Голое поле - страница 41



На «былички» Тюри, помимо сгоняемых пациентов, сбегался свободный персонал. Лекции старшего ординатора бывали самыми посещаемыми. Одна кастелянша их игнорировала из злопамятства. Сегодняшние первые пятнадцать минут прошли при полном внимании разношерстой публики, хотя двери столовой то и дело отворялись, скрипя. Запоздал один из ординаторов с новым санитаром. Потом явилась дочка доктора, за нею комендант, промасливший петли из носика жестяной масленки и усевшийся в дверях. Пациенты-делирики более пятнадцати-двадцати минут не могли усидеть на месте, далее их внимание рассеивалось.

Лектор излагал, не поведя бровью на суету.

– Все живущие на Земле есть до поры невостребованные Господом. Вольноотпущенные мы. Верные грешники. Ни в чем другом такого постоянства не обнаружили, как во грехе. Люди – это улики земных грехов. А свидетель, обвинитель и судья – Время. Все происходит в потемках черепахового панциря. Я и сам грешен в питии был, пока не прибился к «чуриковцам». В Спасо-Ефимьевом суздальском монастыре встретился с особым человеком, что собрал вокруг себя братию и проповедовал трезвый образ жизни. А его за то в каземат, в сектантстве обвинили. С полгода отсидел, а за что, спрашивается? Всего-то подал заявку на создание «Общества ревнителей православия». Ну, ему тогда вериги припомнили, таскал, мол, Ваньша Чуриков вериги-то, самоуничижался?
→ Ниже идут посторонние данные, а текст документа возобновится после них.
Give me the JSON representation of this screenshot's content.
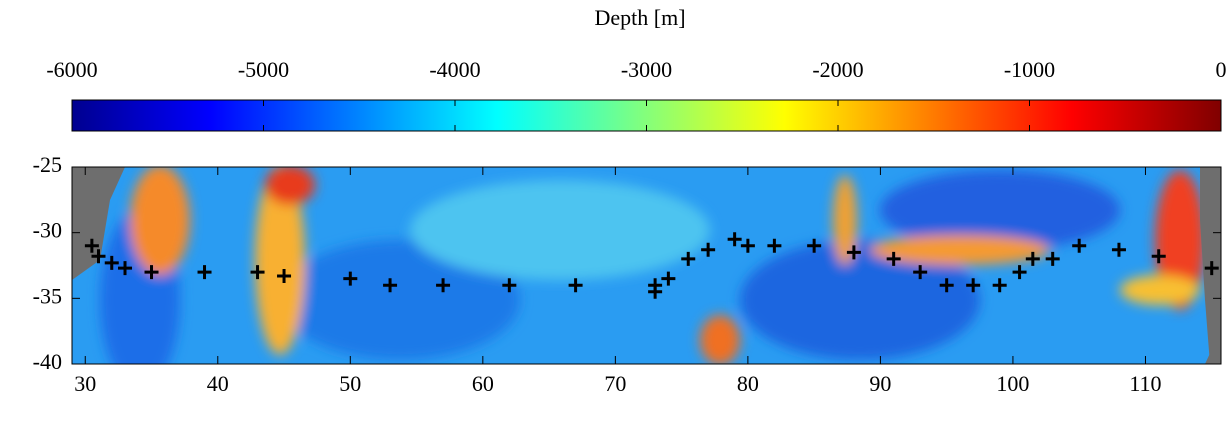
{
  "chart_data": {
    "type": "scatter",
    "title": "Depth [m]",
    "colorbar": {
      "lim": [
        -6000,
        0
      ],
      "ticks": [
        -6000,
        -5000,
        -4000,
        -3000,
        -2000,
        -1000,
        0
      ]
    },
    "x": [
      30.5,
      31,
      32,
      33,
      35,
      39,
      43,
      45,
      50,
      53,
      57,
      62,
      67,
      73,
      73,
      74,
      75.5,
      77,
      79,
      80,
      82,
      85,
      88,
      91,
      93,
      95,
      97,
      99,
      100.5,
      101.5,
      103,
      105,
      108,
      111,
      115
    ],
    "values": [
      -31,
      -31.8,
      -32.3,
      -32.7,
      -33,
      -33,
      -33,
      -33.3,
      -33.5,
      -34,
      -34,
      -34,
      -34,
      -34,
      -34.5,
      -33.5,
      -32,
      -31.3,
      -30.5,
      -31,
      -31,
      -31,
      -31.5,
      -32,
      -33,
      -34,
      -34,
      -34,
      -33,
      -32,
      -32,
      -31,
      -31.3,
      -31.8,
      -32.7
    ],
    "color": "#000000",
    "marker": "+",
    "xlim": [
      29,
      115.7
    ],
    "ylim": [
      -40,
      -25
    ],
    "xticks": [
      30,
      40,
      50,
      60,
      70,
      80,
      90,
      100,
      110
    ],
    "yticks": [
      -40,
      -35,
      -30,
      -25
    ]
  }
}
Таскал, но возносясь духом. Пьяница ведь тоже самоуничижается, губительно опрощаясь.

– Супу, супу, – заорал новенький с ложкой. – Кукареку!..
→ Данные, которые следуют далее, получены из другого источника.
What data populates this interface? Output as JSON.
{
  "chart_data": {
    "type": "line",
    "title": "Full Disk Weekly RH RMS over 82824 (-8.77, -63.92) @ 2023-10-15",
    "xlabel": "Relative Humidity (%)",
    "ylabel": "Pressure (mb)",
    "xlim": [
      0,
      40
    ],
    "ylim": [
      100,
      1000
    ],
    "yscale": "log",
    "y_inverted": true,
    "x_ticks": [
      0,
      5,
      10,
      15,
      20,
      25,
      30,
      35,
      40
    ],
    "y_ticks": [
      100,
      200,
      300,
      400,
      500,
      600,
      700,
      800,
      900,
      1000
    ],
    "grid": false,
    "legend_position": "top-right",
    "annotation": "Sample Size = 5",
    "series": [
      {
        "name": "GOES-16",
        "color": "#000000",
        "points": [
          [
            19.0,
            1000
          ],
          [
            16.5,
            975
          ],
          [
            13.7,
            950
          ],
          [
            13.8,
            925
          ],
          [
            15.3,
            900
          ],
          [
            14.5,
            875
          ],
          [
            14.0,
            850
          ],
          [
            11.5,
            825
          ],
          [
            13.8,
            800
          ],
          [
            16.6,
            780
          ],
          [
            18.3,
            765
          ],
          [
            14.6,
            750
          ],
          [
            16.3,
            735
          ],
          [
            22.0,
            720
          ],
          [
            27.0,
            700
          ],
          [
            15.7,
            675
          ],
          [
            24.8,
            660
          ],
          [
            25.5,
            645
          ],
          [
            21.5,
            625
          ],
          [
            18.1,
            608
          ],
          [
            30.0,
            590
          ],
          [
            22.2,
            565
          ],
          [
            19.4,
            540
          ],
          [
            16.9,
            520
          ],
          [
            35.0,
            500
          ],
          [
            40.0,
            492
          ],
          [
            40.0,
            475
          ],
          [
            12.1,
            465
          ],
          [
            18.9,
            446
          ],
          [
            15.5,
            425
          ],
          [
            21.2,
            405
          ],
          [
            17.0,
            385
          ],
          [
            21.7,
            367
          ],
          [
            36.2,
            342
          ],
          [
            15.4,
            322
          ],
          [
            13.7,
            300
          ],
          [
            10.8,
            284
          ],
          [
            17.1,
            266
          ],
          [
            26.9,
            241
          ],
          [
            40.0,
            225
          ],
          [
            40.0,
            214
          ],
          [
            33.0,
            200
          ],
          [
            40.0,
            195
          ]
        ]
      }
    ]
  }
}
На новенького зашикали. Тюри продолжал.

– Объяснял братец Иван заблудшим, каково на их жизнь действует табакокурение и чрезмерное питие. После девятьсот пятого кровавого, принесшего жменю свобод – и почему свободы добиваются на Руси только кровью? – получили люди право на выбор вероисповедания, староверам алтари открыли запечатанные допрежь, а Чурикову узаконили его «Общество взаимной помощи». В гатчинских землях у одного обанкротившегося купца выкупил Чуриков надел. Стал с братией колонию создавать, своими руками с колоска, с гвоздя, с досочки. Животиной занимались, хлеба сеяли. Трактор вскладчину приобрели.

Сомнамбула-челночник из новеньких с грохотом уронил пустой стул и даже не заметил. Все обернулись. Новенький с ложкой, ждавший супу, закрыл лицо руками, вздрогнув от стука. Одного Тюри не сбить.

– Вот глядите, что в руке у меня?

– Сахар, – угадал кто-то.

– Вот такой кусочек давал Иван Чуриков каждому приблудившемуся к колонии, обещая горькому пьянице жизнь сладкую. К одному призывал – к трезвости. «Обет дайте». И ведь выправлялись, рядом с ним трудясь, не табашничая, не употребляя. Не зря его «великим беседником» прозвали. А после привел он братию свою к вегетарианству. То уж позже моего у них пребывания. Я долго на одном месте не засиживаюсь. Теперь слухи доходят, братцу Ивану грозят лишением причастия, коли он не раскается в своих заблуждениях. А и пусть лишат. Многие без причастия живут.

– Власть сменилась, глядите. Свергли царя, свергли! – Солдат выставил вдруг подушку вперед и задрал над головою.

Тюри протянул руку.

– Дай посмотреть? На месте царь-батюшка, в подушке. Трудиться надо, а не бузить. Праздность опаслива. Очищаться надо.

– Грех отпустишь? – напирал Солдат с подушкой.

– Я вам не поп, чтоб на солею тащить. И сам туда не ходок. Но хотя и медицине обученный, а понимаю – никакой медицины без Бога не было бы. Психиатрия самостоятельно не существует. Она есть сфера психологии, а психология говорит про душевные болезни, в каких свободы мало. Болезнь души несет ограничение. А человека даже Господь не ограничивает. Пьяница добровольно лишает себя выбора. Братец Иван Чуриков своим последователям-сопостникам возвращает через сахар и обеты свободу выбора.